5. Categorização como base no processo decisorial: categorizar significa uma maneira de classificar as 
coisas, a fim de lidar com elas com mais facilidade. Quanto mais se lançar mão da categorização no 
processo decisorial, menor será a procura de alternativas diferentes de solução. 
6. Superconformidade às rotinas e procedimentos: o impacto dessas exigências burocráticas sobre a 
pessoa provoca profunda limitação em sua liberdade e espontaneidade pessoal, alem da crescente 
capacidade de compreender o significado de suas próprias tarefas e atividades dentro da organização 
como um todo. 
7. Exibição de sinais de autoridade: utilização intensiva de símbolos ou sinais de status para 
demonstrar a posição hierárquica dos funcionários. 
8. Dificuldade no atendimento a clientes e conflitos com o publico: o funcionário está completamente 
voltado para dentro da organização, os clientes são atendidos de forma padronizada devido às 
normas e regulamentos, o que gera insatisfação pela pouca atenção e descaso. 
 
IMPORTANTE: As causas das disfunções da burocracia residem basicamente no fato de que a 
burocracia não leva em conta a chamada organização informal que existe fatalmente em qualquer 
tipo de organização. 
 
As dimensões da burocracia (RESUMO DAS CARACTERÍSTICAS) 
Hall selecionou seis dimensões da estrutura organizacional, a saber: 
1. Divisão do trabalho baseado na especialização funcional; 
2. Hierarquia de autoridade; 
3. Sistema de regras e regulamentos; 
4. Formalização das comunicações; 
5. Impessoalidade no relacionamento entre as pessoas; 
6. Seleção e promoção baseada na competência técnica. 
 
Críticas à Teoria da Burocracia 
1. Excessivo racionalismo da burocracia: não leva em conta a natureza organizacional. 
2. Mecanicismo e as limitações da "Teoria da Máquina": especialização das tarefas, padronização das 
funções, unidade de comando e centralização da tomada de decisão, uniformidade de práticas 
institucionalizadas (maneira de lidar com as pessoas são uniformes para cada nível ou status). 
3. Conservantismo da burocracia: contrário à inovação. 
4. Abordagem de sistema fechado 
5. Abordagem descritiva e explicativa: abordagem normativa e prescritiva é a melhor maneira de se lidar 
com as organizações. 
6. Críticas multivariadas à burocracia: não inclusão da organização informal; distinção entre as 
autoridades é exagerada; e o conflito interno é tido como indesejável. 
Algumas comparações entre as Teorias já estudadas 
1. A Teoria Clássica preocupou-se com detalhes, como amplitude de controle, alocação de autoridade e 
responsabilidade, número de níveis hierárquicos, agrupamento de funções etc., enquanto Weber 
preocupou-se mais com os grandes esquemas de organização e sua explicação. 
2. Quanto ao método, os autores clássicos utilizaram uma abordagem dedutiva, enquanto Weber é 
essencialmente indutivo. 
3. A Teoria Clássica refere-se à organização industrial, enquanto a teoria de Weber integra uma teoria 
geral da organização social e econômica. 
4. A Teoria Clássica apresenta uma orientação normativa e prescritiva, enquanto a orientação de Weber é 
descritiva e explicativa. 
 
Comparando a teoria de Weber com a de Taylor e Fayol, conclui-se: 
1. Taylor procurava meios e métodos científicos para realizar o trabalho rotineiro das organizações.
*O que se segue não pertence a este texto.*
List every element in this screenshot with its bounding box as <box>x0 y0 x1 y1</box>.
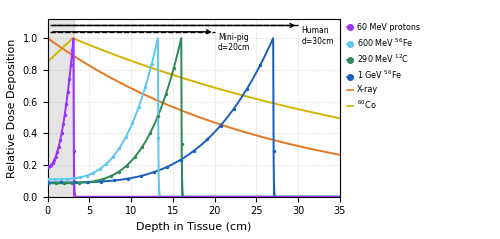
Text: Mini-pig
d=20cm: Mini-pig d=20cm <box>218 33 250 52</box>
Point <box>64 177 72 181</box>
Point <box>154 136 162 140</box>
Point <box>146 131 154 135</box>
Point <box>96 167 104 171</box>
Point <box>66 77 74 81</box>
Point <box>84 180 92 184</box>
Point <box>116 146 124 150</box>
Point <box>135 105 143 109</box>
Point <box>84 180 92 184</box>
Point <box>97 180 105 184</box>
Point <box>230 107 238 111</box>
Point <box>162 92 170 96</box>
Point <box>59 122 67 126</box>
Point <box>91 179 99 183</box>
Point <box>68 48 76 52</box>
Point <box>243 87 251 91</box>
Point <box>47 163 55 167</box>
Point <box>68 181 76 185</box>
Point <box>122 135 130 139</box>
Point <box>142 85 150 89</box>
Point <box>44 181 52 185</box>
Point <box>124 177 132 181</box>
Point <box>53 150 61 154</box>
Point <box>76 175 84 179</box>
Point <box>137 174 145 178</box>
Point <box>99 177 107 181</box>
Point <box>60 181 68 185</box>
Point <box>270 149 278 153</box>
Point <box>50 177 58 181</box>
Point <box>44 181 52 185</box>
Point <box>70 176 78 180</box>
Point <box>128 121 136 125</box>
Point <box>58 131 66 135</box>
Point <box>216 124 224 127</box>
Point <box>70 180 78 184</box>
Point <box>176 158 184 162</box>
Point <box>178 142 186 146</box>
Point <box>102 162 110 166</box>
Bar <box>48 19 74 197</box>
Point <box>76 181 84 185</box>
Point <box>56 138 64 142</box>
Point <box>67 63 75 67</box>
Point <box>109 155 117 159</box>
Point <box>256 63 264 67</box>
Point <box>115 170 123 174</box>
Point <box>52 181 60 185</box>
Point <box>110 179 118 182</box>
Point <box>148 62 156 65</box>
Point <box>83 174 91 177</box>
Point <box>64 90 72 94</box>
Point <box>203 137 211 141</box>
Text: Human
d=30cm: Human d=30cm <box>302 26 334 46</box>
Point <box>170 66 178 70</box>
Point <box>54 145 62 149</box>
Point <box>62 102 70 106</box>
Point <box>107 174 115 178</box>
Point <box>154 114 162 117</box>
Point <box>44 177 52 181</box>
Point <box>48 161 56 165</box>
Point <box>130 155 138 159</box>
Point <box>190 149 198 153</box>
Point <box>70 149 78 153</box>
Point <box>57 177 65 181</box>
Point <box>150 170 158 174</box>
Y-axis label: Relative Dose Deposition: Relative Dose Deposition <box>7 38 17 178</box>
Point <box>138 145 146 148</box>
Point <box>58 181 66 185</box>
X-axis label: Depth in Tissue (cm): Depth in Tissue (cm) <box>136 222 252 232</box>
Point <box>122 164 130 168</box>
Point <box>46 164 54 168</box>
Point <box>61 113 69 116</box>
Point <box>50 158 58 162</box>
Point <box>52 155 60 159</box>
Point <box>44 165 52 168</box>
Legend: 60 MeV protons, 600 MeV $^{56}$Fe, 290 MeV $^{12}$C, 1 GeV $^{56}$Fe, X-ray, $^{: 60 MeV protons, 600 MeV $^{56}$Fe, 290 M… <box>347 23 420 111</box>
Point <box>90 171 98 175</box>
Point <box>164 165 172 169</box>
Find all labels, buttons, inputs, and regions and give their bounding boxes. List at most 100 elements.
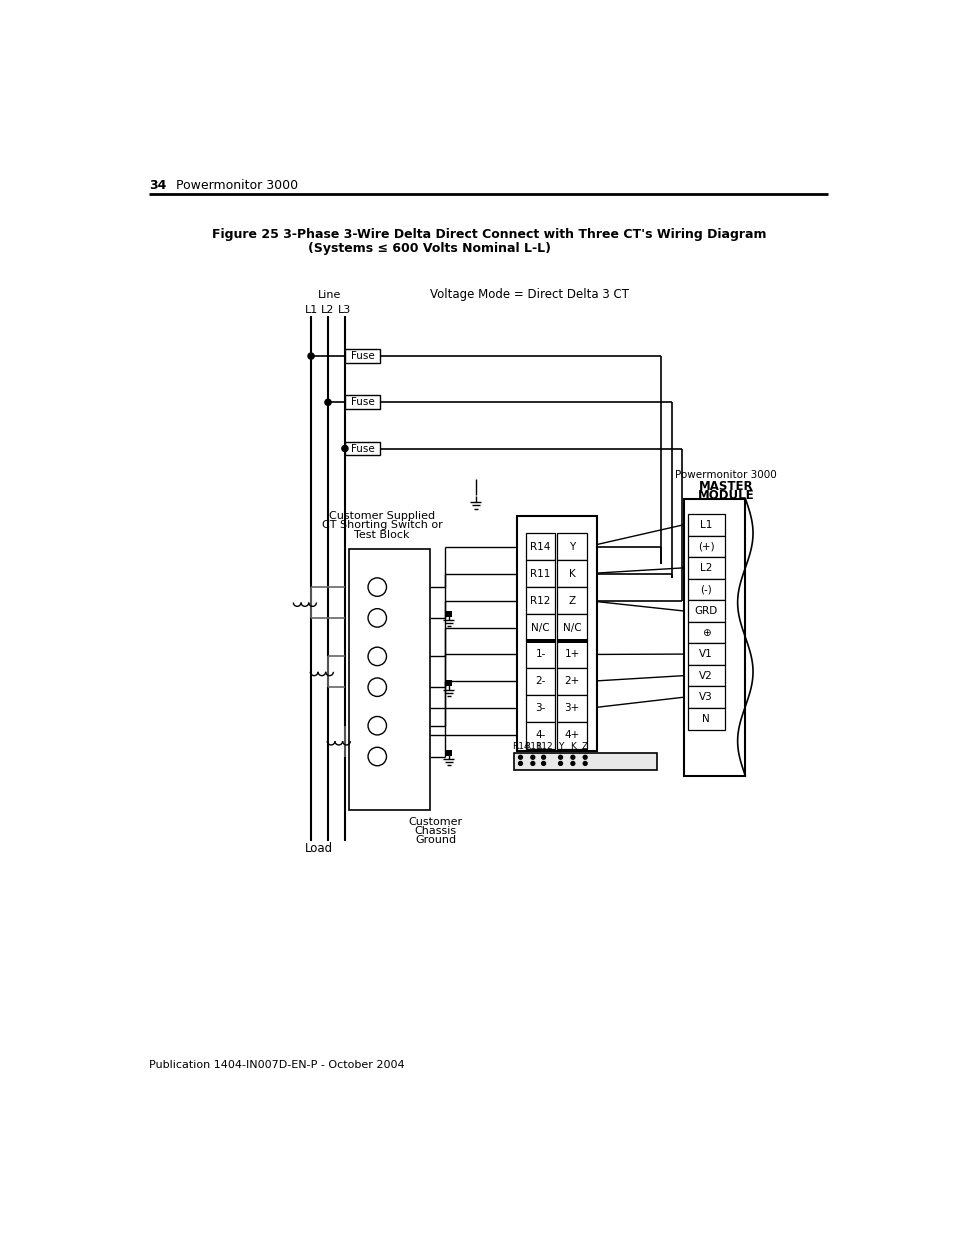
Bar <box>687 514 723 536</box>
Bar <box>687 708 723 730</box>
Bar <box>557 641 587 668</box>
Text: Y: Y <box>568 542 575 552</box>
Text: GRD: GRD <box>694 606 717 616</box>
Text: V2: V2 <box>699 671 712 680</box>
Text: N/C: N/C <box>531 622 549 632</box>
Text: Load: Load <box>305 842 333 856</box>
Text: MASTER: MASTER <box>698 479 753 493</box>
Text: 2+: 2+ <box>564 677 579 687</box>
Bar <box>687 536 723 557</box>
Bar <box>445 680 452 687</box>
Bar <box>557 614 587 641</box>
Text: R12: R12 <box>530 595 550 605</box>
Bar <box>525 640 555 642</box>
Text: Chassis: Chassis <box>415 826 456 836</box>
Bar <box>525 721 555 748</box>
Text: CT Shorting Switch or: CT Shorting Switch or <box>321 520 442 531</box>
Text: 4+: 4+ <box>564 730 579 740</box>
Text: 2-: 2- <box>535 677 545 687</box>
Bar <box>687 643 723 664</box>
Circle shape <box>368 578 386 597</box>
Circle shape <box>325 399 331 405</box>
Text: L3: L3 <box>338 305 352 315</box>
Text: Customer Supplied: Customer Supplied <box>329 511 435 521</box>
Text: Test Block: Test Block <box>354 530 409 540</box>
Bar <box>345 350 380 363</box>
Bar <box>557 587 587 614</box>
Circle shape <box>368 647 386 666</box>
Bar <box>525 668 555 695</box>
Text: R14: R14 <box>530 542 550 552</box>
Text: Voltage Mode = Direct Delta 3 CT: Voltage Mode = Direct Delta 3 CT <box>430 288 629 301</box>
Circle shape <box>541 756 545 760</box>
Text: Z: Z <box>568 595 575 605</box>
Circle shape <box>368 609 386 627</box>
Bar <box>557 695 587 721</box>
Bar <box>445 611 452 618</box>
Text: 1+: 1+ <box>564 650 579 659</box>
Text: R11: R11 <box>523 742 541 751</box>
Text: R14: R14 <box>511 742 529 751</box>
Bar <box>557 561 587 587</box>
Text: (-): (-) <box>700 584 711 594</box>
Text: Fuse: Fuse <box>351 398 375 408</box>
Bar <box>517 516 597 751</box>
Bar <box>687 664 723 687</box>
Text: L2: L2 <box>700 563 712 573</box>
Circle shape <box>368 678 386 697</box>
Bar <box>687 687 723 708</box>
Bar <box>687 557 723 579</box>
Circle shape <box>368 747 386 766</box>
Bar <box>525 641 555 668</box>
Bar <box>445 750 452 756</box>
Text: Z: Z <box>581 742 588 751</box>
Text: Fuse: Fuse <box>351 443 375 453</box>
Text: (+): (+) <box>697 541 714 551</box>
Text: ⊕: ⊕ <box>701 627 710 637</box>
Bar <box>687 600 723 621</box>
Circle shape <box>530 762 535 766</box>
Text: 34: 34 <box>150 179 167 191</box>
Text: L2: L2 <box>321 305 335 315</box>
Bar <box>345 395 380 409</box>
Bar <box>345 442 380 456</box>
Text: 1-: 1- <box>535 650 545 659</box>
Circle shape <box>570 762 574 766</box>
Text: N/C: N/C <box>562 622 580 632</box>
Circle shape <box>570 756 574 760</box>
Text: V3: V3 <box>699 692 712 703</box>
Text: N: N <box>701 714 709 724</box>
Bar <box>525 695 555 721</box>
Circle shape <box>582 762 586 766</box>
Text: L1: L1 <box>700 520 712 530</box>
Text: V1: V1 <box>699 650 712 659</box>
Circle shape <box>558 762 562 766</box>
Text: Y: Y <box>558 742 562 751</box>
Bar <box>525 614 555 641</box>
Text: MODULE: MODULE <box>697 489 754 501</box>
Text: Fuse: Fuse <box>351 351 375 361</box>
Circle shape <box>530 756 535 760</box>
Bar <box>525 534 555 561</box>
Bar <box>514 752 656 769</box>
Bar <box>557 721 587 748</box>
Text: K: K <box>568 568 575 579</box>
Text: Powermonitor 3000: Powermonitor 3000 <box>175 179 297 191</box>
Text: L1: L1 <box>304 305 317 315</box>
Text: (Systems ≤ 600 Volts Nominal L-L): (Systems ≤ 600 Volts Nominal L-L) <box>308 242 551 254</box>
Text: K: K <box>569 742 576 751</box>
Text: Figure 25 3-Phase 3-Wire Delta Direct Connect with Three CT's Wiring Diagram: Figure 25 3-Phase 3-Wire Delta Direct Co… <box>212 228 765 241</box>
Circle shape <box>368 716 386 735</box>
Bar <box>557 640 587 642</box>
Bar <box>525 561 555 587</box>
Text: R11: R11 <box>530 568 550 579</box>
Circle shape <box>582 756 586 760</box>
Bar <box>557 534 587 561</box>
Text: 3+: 3+ <box>564 704 579 714</box>
Text: Ground: Ground <box>415 835 456 846</box>
Bar <box>525 587 555 614</box>
Text: R12: R12 <box>535 742 552 751</box>
Circle shape <box>308 353 314 359</box>
Circle shape <box>541 762 545 766</box>
Bar <box>683 499 744 776</box>
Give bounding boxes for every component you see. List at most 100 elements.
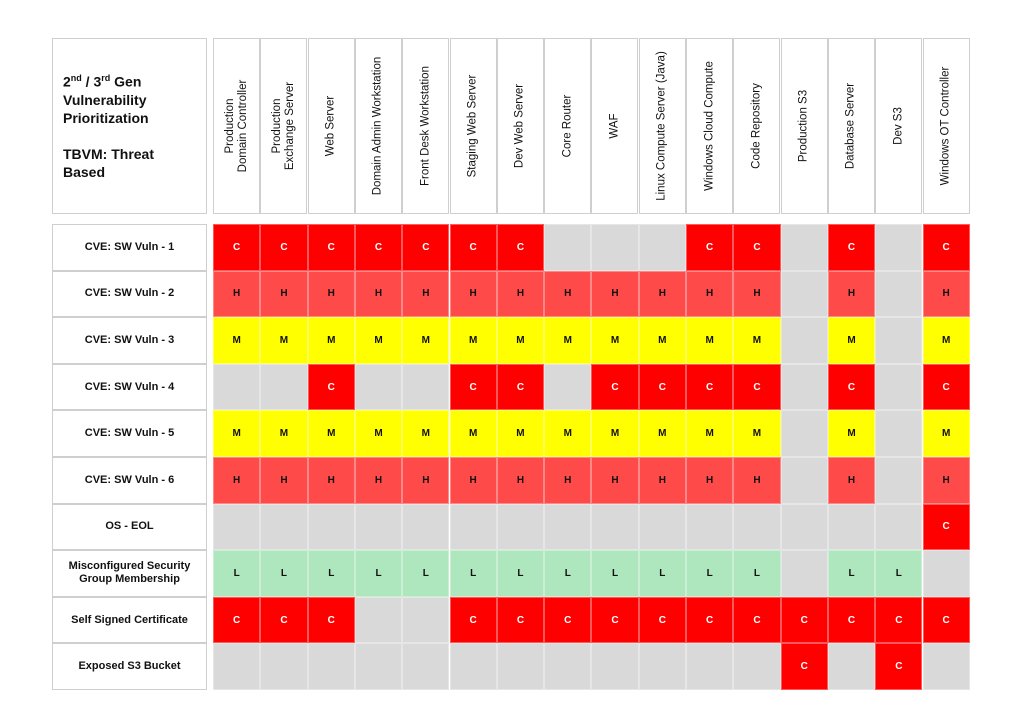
priority-cell: C	[922, 224, 970, 271]
priority-cell: H	[544, 457, 592, 504]
column-header-label: Code Repository	[750, 83, 763, 169]
priority-cell: M	[686, 410, 734, 457]
priority-cell	[307, 643, 355, 690]
priority-cell	[686, 503, 734, 551]
priority-cell	[354, 363, 403, 411]
priority-cell: H	[591, 270, 639, 318]
column-header: Windows OT Controller	[922, 38, 970, 214]
priority-cell	[875, 410, 923, 457]
column-header: WAF	[591, 38, 639, 214]
priority-cell	[544, 224, 592, 271]
priority-cell: C	[307, 596, 355, 644]
priority-cell	[544, 503, 592, 551]
priority-cell: L	[686, 550, 734, 597]
priority-cell: H	[402, 270, 450, 318]
priority-cell	[780, 410, 828, 457]
column-header: Windows Cloud Compute	[686, 38, 733, 214]
priority-cell	[307, 503, 355, 551]
priority-cell: H	[496, 457, 545, 504]
priority-cell: M	[402, 317, 450, 364]
priority-cell	[922, 643, 970, 690]
priority-cell: M	[260, 410, 308, 457]
priority-cell: C	[354, 224, 403, 271]
column-header: Production S3	[780, 38, 828, 214]
priority-cell: M	[591, 317, 639, 364]
subtitle-line-1: TBVM: Threat	[63, 145, 154, 162]
priority-cell: H	[213, 270, 261, 318]
priority-cell	[638, 224, 686, 271]
priority-cell: C	[827, 596, 876, 644]
priority-cell	[213, 643, 261, 690]
priority-cell: M	[449, 317, 497, 364]
column-header-label: Production Domain Controller	[223, 79, 249, 173]
priority-cell: L	[496, 550, 545, 597]
priority-cell	[780, 224, 828, 271]
title-line-vulnerability: Vulnerability	[63, 91, 147, 108]
column-header-label: Database Server	[844, 82, 857, 170]
priority-cell: M	[496, 410, 545, 457]
priority-cell: C	[827, 224, 876, 271]
priority-cell	[733, 643, 781, 690]
priority-cell: C	[638, 363, 686, 411]
priority-cell: C	[686, 596, 734, 644]
priority-cell	[827, 643, 876, 690]
title-gen-2: 2	[63, 73, 71, 90]
priority-cell: H	[922, 457, 970, 504]
priority-cell: C	[780, 596, 828, 644]
column-header-label: Linux Compute Server (Java)	[655, 51, 668, 201]
priority-cell: M	[638, 410, 686, 457]
priority-cell: M	[260, 317, 308, 364]
row-label: Misconfigured Security Group Membership	[52, 550, 207, 597]
priority-cell: L	[733, 550, 781, 597]
priority-cell: C	[922, 363, 970, 411]
column-header: Front Desk Workstation	[402, 38, 450, 214]
priority-cell: M	[591, 410, 639, 457]
priority-cell	[402, 643, 450, 690]
priority-cell: M	[827, 317, 876, 364]
priority-cell	[780, 550, 828, 597]
priority-cell: M	[402, 410, 450, 457]
priority-cell: L	[449, 550, 497, 597]
column-header: Dev S3	[875, 38, 923, 214]
table-title: 2nd / 3rd Gen Vulnerability Prioritizati…	[63, 69, 154, 181]
priority-cell: C	[449, 596, 497, 644]
priority-cell: H	[449, 270, 497, 318]
priority-cell	[496, 503, 545, 551]
priority-cell: H	[922, 270, 970, 318]
priority-cell: C	[307, 224, 355, 271]
title-line-prioritization: Prioritization	[63, 109, 149, 126]
row-label: CVE: SW Vuln - 1	[52, 224, 207, 271]
priority-cell: M	[307, 410, 355, 457]
priority-cell: L	[213, 550, 261, 597]
row-label: Self Signed Certificate	[52, 596, 207, 644]
column-header-label: Windows OT Controller	[939, 66, 952, 186]
priority-cell: L	[591, 550, 639, 597]
priority-cell	[780, 457, 828, 504]
row-label: CVE: SW Vuln - 6	[52, 457, 207, 504]
table-subtitle: TBVM: Threat Based	[63, 145, 154, 181]
column-header-label: Dev Web Server	[513, 83, 526, 169]
priority-cell	[354, 596, 403, 644]
column-header: Database Server	[827, 38, 875, 214]
column-header-label: Production S3	[797, 89, 810, 163]
priority-cell: H	[733, 457, 781, 504]
priority-cell: M	[733, 317, 781, 364]
priority-cell: C	[638, 596, 686, 644]
title-gen-word: Gen	[110, 73, 142, 90]
priority-cell	[354, 643, 403, 690]
priority-cell: C	[686, 363, 734, 411]
priority-cell: H	[354, 270, 403, 318]
priority-cell	[875, 503, 923, 551]
row-label: CVE: SW Vuln - 4	[52, 363, 207, 411]
priority-cell: M	[213, 410, 261, 457]
priority-cell	[260, 643, 308, 690]
column-header-label: Domain Admin Workstation	[371, 56, 384, 196]
priority-cell: M	[354, 317, 403, 364]
priority-cell: C	[875, 643, 923, 690]
priority-cell	[213, 503, 261, 551]
priority-cell: M	[496, 317, 545, 364]
priority-cell: M	[354, 410, 403, 457]
priority-cell: H	[544, 270, 592, 318]
priority-cell: L	[638, 550, 686, 597]
priority-cell: C	[780, 643, 828, 690]
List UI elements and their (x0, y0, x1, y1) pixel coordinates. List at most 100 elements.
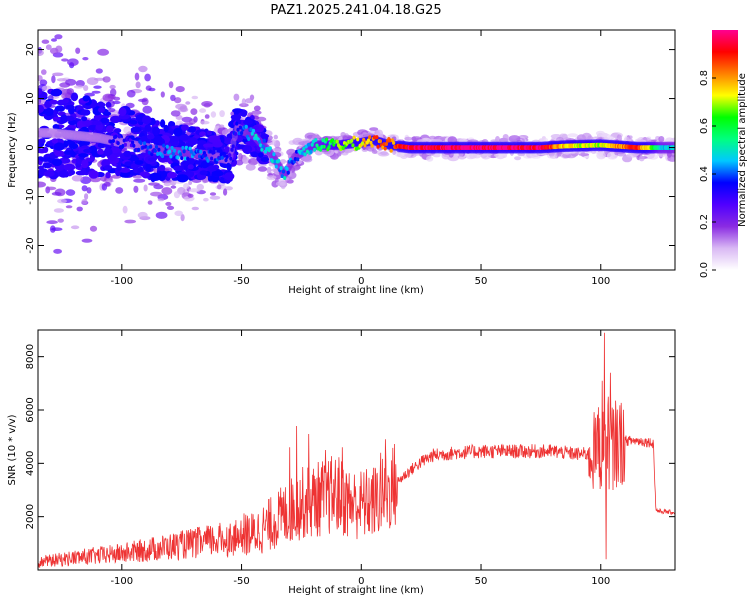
ridge-cell (128, 138, 132, 143)
snr-y-tick-label: 2000 (25, 504, 36, 529)
core-cell (52, 124, 60, 130)
noise-cell (173, 191, 181, 199)
noise-cell (102, 76, 111, 83)
ridge-cell (250, 131, 254, 136)
ridge-cell (206, 158, 210, 163)
noise-cell (133, 178, 146, 183)
noise-cell (218, 124, 225, 129)
ridge-cell (171, 151, 175, 156)
ridge-cell (378, 139, 382, 144)
ridge-cell (186, 156, 190, 161)
ridge-cell (169, 154, 173, 159)
spectrogram-x-ticks: -100 -50 0 50 100 (110, 30, 610, 287)
core-cell (58, 170, 69, 178)
noise-cell (196, 183, 204, 191)
core-cell (224, 172, 235, 181)
noise-cell (51, 227, 63, 231)
core-cell (173, 165, 183, 172)
ridge-cell (302, 146, 306, 151)
core-cell (69, 169, 76, 176)
ridge-cell (360, 141, 365, 146)
ridge-cell (199, 149, 203, 154)
colorbar-ticks: 0.0 0.2 0.4 0.6 0.8 (699, 70, 716, 278)
noise-cell (38, 97, 42, 105)
ridge-cell (218, 156, 222, 161)
ridge-cell (322, 144, 326, 149)
noise-cell (204, 114, 210, 119)
ridge-cell (268, 146, 272, 151)
core-cell (173, 127, 183, 137)
noise-cell (170, 185, 177, 189)
core-cell (199, 131, 206, 137)
noise-cell (44, 22, 53, 27)
ridge-cell (111, 139, 115, 143)
ridge-cell (305, 149, 309, 154)
noise-cell (41, 69, 47, 75)
ridge-cell (307, 142, 311, 147)
noise-cell (86, 77, 99, 85)
core-cell (81, 116, 88, 122)
noise-cell (70, 225, 80, 230)
ridge-cell (304, 144, 308, 149)
ridge-cell (146, 145, 150, 150)
ridge-cell (121, 144, 125, 148)
noise-cell (426, 155, 434, 162)
snr-y-label: SNR (10 * v/v) (7, 414, 18, 485)
core-cell (167, 135, 180, 144)
noise-cell (175, 86, 185, 93)
snr-y-ticks: 2000 4000 6000 8000 (25, 344, 675, 529)
noise-cell (124, 219, 137, 224)
ridge-cell (145, 149, 149, 154)
ridge-cell (143, 141, 147, 146)
noise-cell (550, 155, 558, 159)
core-cell (105, 101, 112, 108)
snr-x-tick-label: -100 (110, 576, 133, 587)
core-cell (54, 105, 65, 112)
snr-series-line (38, 332, 675, 568)
core-cell (80, 168, 87, 176)
ridge-cell (257, 139, 262, 144)
snr-y-tick-label: 8000 (25, 344, 36, 369)
core-cell (97, 149, 104, 155)
noise-cell (57, 198, 67, 204)
noise-cell (160, 91, 165, 98)
noise-cell (123, 126, 132, 134)
ridge-cell (244, 124, 248, 129)
ridge-cell (262, 138, 266, 143)
noise-cell (233, 93, 240, 102)
ridge-cell (293, 157, 297, 161)
ridge-cell (271, 159, 275, 164)
noise-cell (219, 110, 225, 118)
noise-cell (135, 81, 141, 89)
core-cell (208, 137, 219, 143)
noise-cell (245, 163, 256, 171)
noise-cell (273, 134, 278, 140)
noise-cell (185, 101, 191, 105)
ridge-cell (309, 149, 313, 154)
ridge-cell (225, 154, 229, 159)
colorbar-bar (712, 30, 738, 270)
ridge-cell (109, 139, 113, 144)
noise-cell (601, 133, 611, 139)
ridge-cell (301, 151, 305, 156)
core-cell (149, 172, 162, 181)
ridge-cell (235, 121, 239, 126)
noise-cell (45, 186, 57, 191)
core-cell (181, 124, 189, 131)
noise-cell (65, 189, 76, 196)
spectrogram-x-tick-label: -50 (233, 276, 249, 287)
noise-cell (59, 82, 71, 88)
noise-cell (188, 180, 193, 185)
ridge-cell (230, 147, 234, 152)
ridge-cell (165, 144, 169, 149)
spectrogram-x-tick-label: 0 (358, 276, 364, 287)
noise-cell (108, 108, 116, 113)
colorbar-tick-label: 0.2 (699, 214, 710, 230)
figure-title: PAZ1.2025.241.04.18.G25 (270, 3, 441, 18)
noise-cell (279, 181, 285, 186)
core-cell (38, 104, 45, 114)
ridge-cell (181, 145, 185, 150)
noise-cell (514, 156, 522, 161)
ridge-cell (176, 155, 180, 160)
colorbar-tick-label: 0.8 (699, 70, 710, 86)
Sua 
maior contribuição foi para a gerência. 
2. Fayol estudava as funções de direção. Sua contribuição foi para a direção. 
3. Weber preocupava-se com as características da burocracia. Sua contribuição foi para a 
organização, considerada como um todo. 
 
Todos os três se preocuparam com os componentes estruturais da organização.